As of early Monday morning, thousands of people were also without power due to the heavy, wet snow including nearly 60,000 customers throughout New England.

Multiple electric and gas utility companies reported the following power outages across tri-state area households:

  • New York City: 1,171
  • Westchester: 2,977
  • JCP&L New Jersey: 7,428
  • PSE&G New Jersey: 4,404

In New Jersey, Gov. Phil Murphy declared a state of emergency for all 21 counties.

Drivers are still urged to stay off the street and use public transportation if possible.  The New York City Emergency Management Department issued a hazardous travel advisory. New Jersey Transit says public transportation will be running on normal, weekday schedules.

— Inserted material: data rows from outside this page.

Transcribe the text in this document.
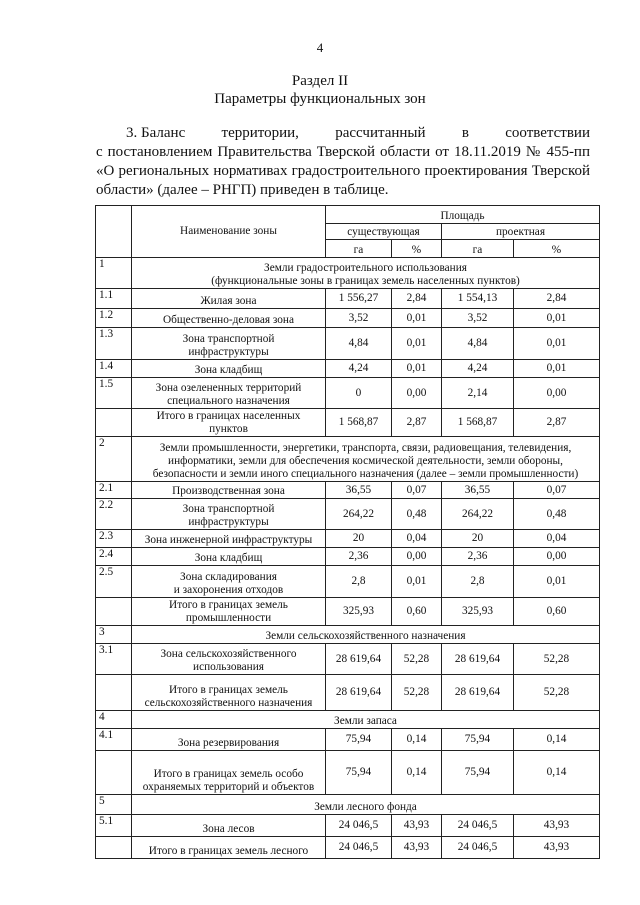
4
Раздел II
Параметры функциональных зон
3. Баланс территории, рассчитанный в соответствии
с постановлением Правительства Тверской области от 18.11.2019 № 455-пп
«О региональных нормативах градостроительного проектирования Тверской
области» (далее – РНГП) приведен в таблице.
	Наименование зоны	Площадь			
		существующая		проектная	
		га	%	га	%
1	Земли градостроительного использования
(функциональные зоны в границах земель населенных пунктов)				
1.1	Жилая зона	1 556,27	2,84	1 554,13	2,84
1.2	Общественно-деловая зона	3,52	0,01	3,52	0,01
1.3	Зона транспортной
инфраструктуры	4,84	0,01	4,84	0,01
1.4	Зона кладбищ	4,24	0,01	4,24	0,01
1.5	Зона озелененных территорий
специального назначения	0	0,00	2,14	0,00
	Итого в границах населенных
пунктов	1 568,87	2,87	1 568,87	2,87
2	Земли промышленности, энергетики, транспорта, связи, радиовещания, телевидения,
информатики, земли для обеспечения космической деятельности, земли обороны,
безопасности и земли иного специального назначения (далее – земли промышленности)				
2.1	Производственная зона	36,55	0,07	36,55	0,07
2.2	Зона транспортной
инфраструктуры	264,22	0,48	264,22	0,48
2.3	Зона инженерной инфраструктуры	20	0,04	20	0,04
2.4	Зона кладбищ	2,36	0,00	2,36	0,00
2.5	Зона складирования
и захоронения отходов	2,8	0,01	2,8	0,01
	Итого в границах земель
промышленности	325,93	0,60	325,93	0,60
3	Земли сельскохозяйственного назначения				
3.1	Зона сельскохозяйственного
использования	28 619,64	52,28	28 619,64	52,28
	Итого в границах земель
сельскохозяйственного назначения	28 619,64	52,28	28 619,64	52,28
4	Земли запаса				
4.1	Зона резервирования	75,94	0,14	75,94	0,14
	Итого в границах земель особо
охраняемых территорий и объектов	75,94	0,14	75,94	0,14
5	Земли лесного фонда				
5.1	Зона лесов	24 046,5	43,93	24 046,5	43,93
	Итого в границах земель лесного	24 046,5	43,93	24 046,5	43,93
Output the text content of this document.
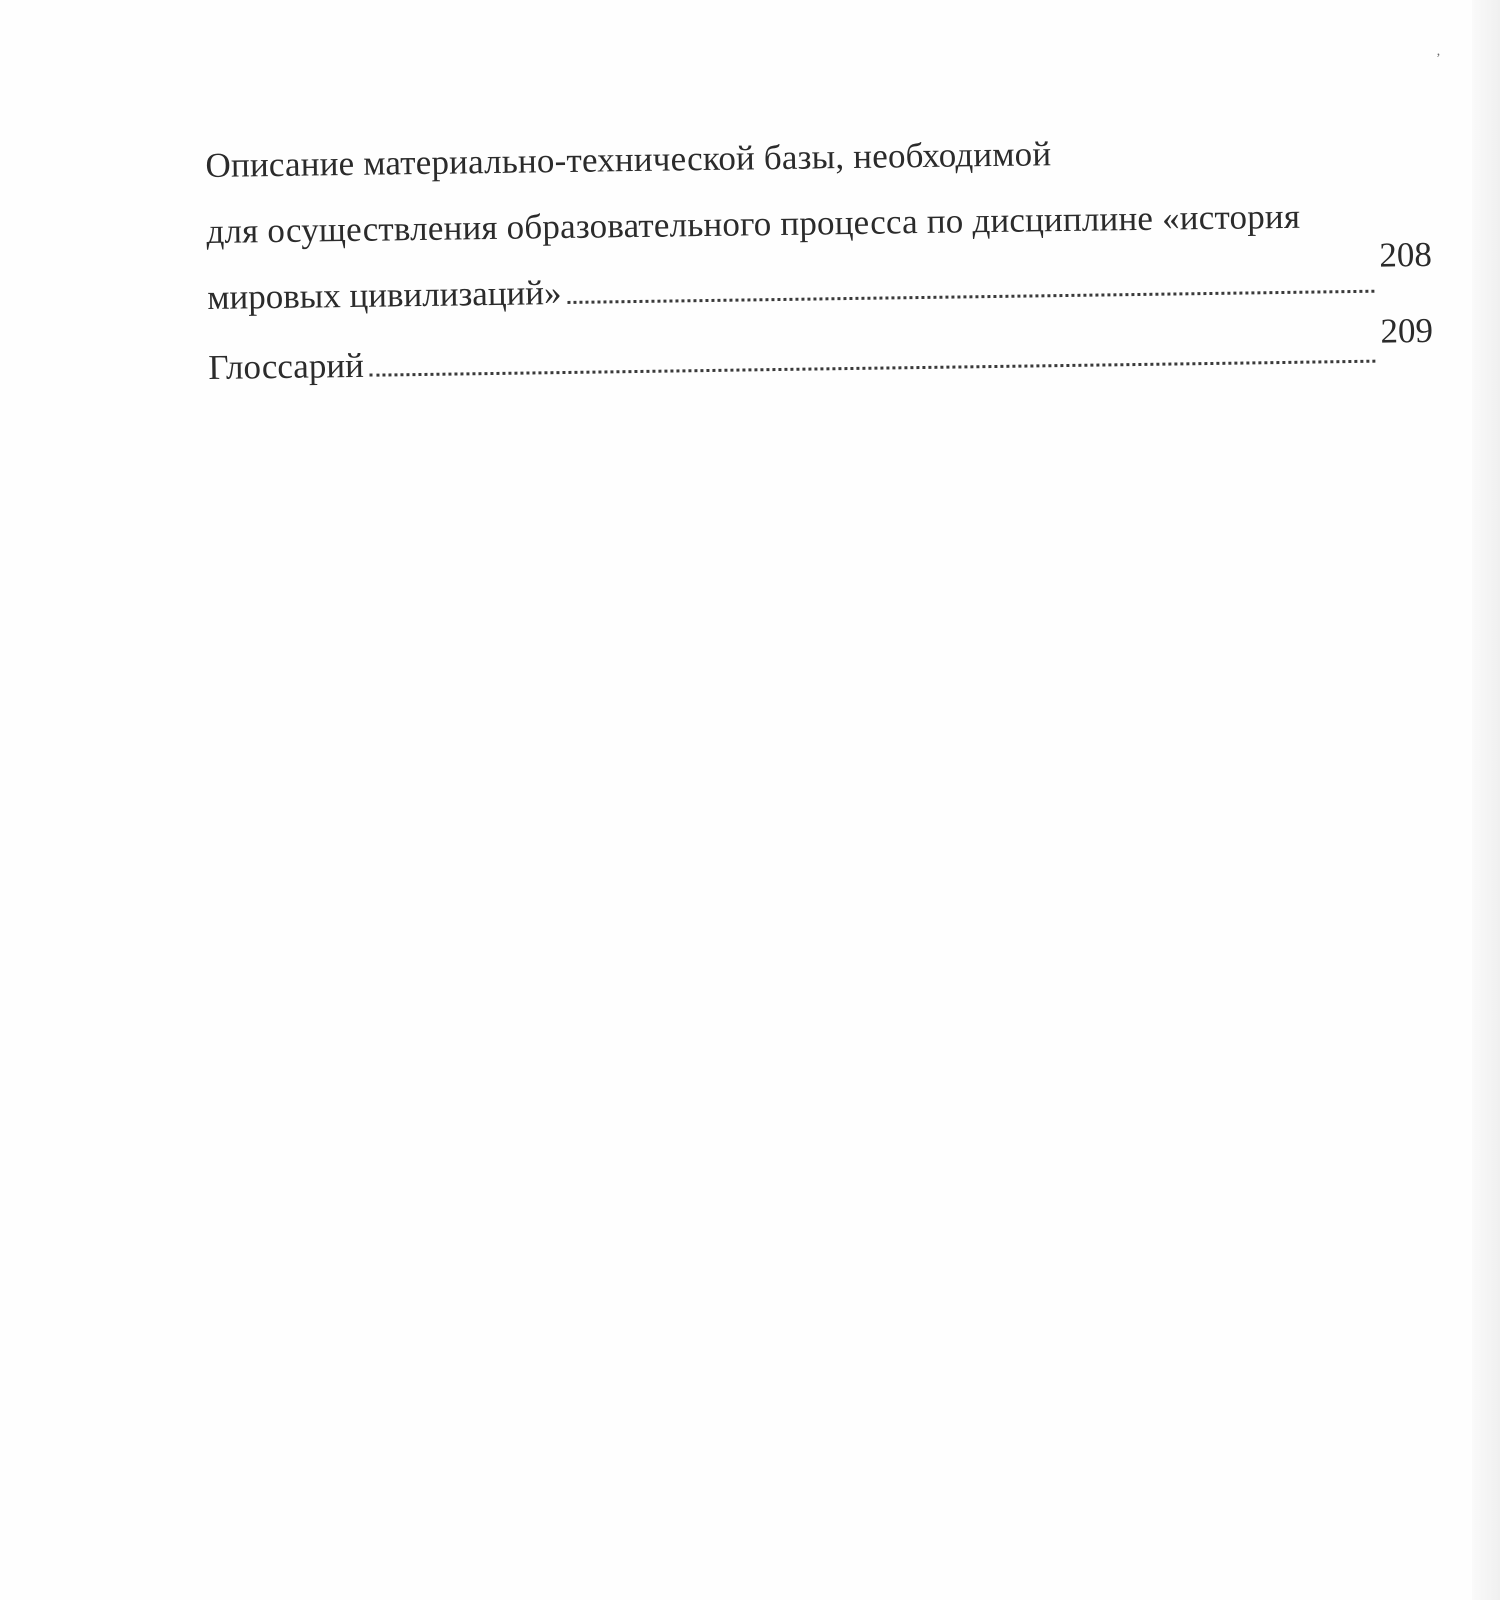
‚
Описание материально-технической базы, необходимой
для осуществления образовательного процесса по дисциплине «история
мировых цивилизаций»
208
Глоссарий
209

LaGuardia Airport issued 166 flight cancellations and 8 delays, while John F. Kennedy International Airport issued 57 cancellations and 55 delays Monday morning. Newark Liberty Airport cancelled 74 flights and issued 22 delays.

The city's Department of Sanitation said it loaded 695 salt spreaders across the five boroughs.

It will be windy and cold with highs mostly in the 30s as the storm continues to move out. Then even colder air comes pouring in for the middle week. Tuesday, Wednesday and Thursday will feature a mix of clouds and sun. There may be some flurries and temperatures running 10 to 20 degrees below average.

Highs will only be in the 20s and nights will feature temperatures in the teens and single digits. So whatever snow is on the ground looks like it will stick around for a few days.

It will turn milder late in the week and the next storm is on the way for either Friday or Saturday — again.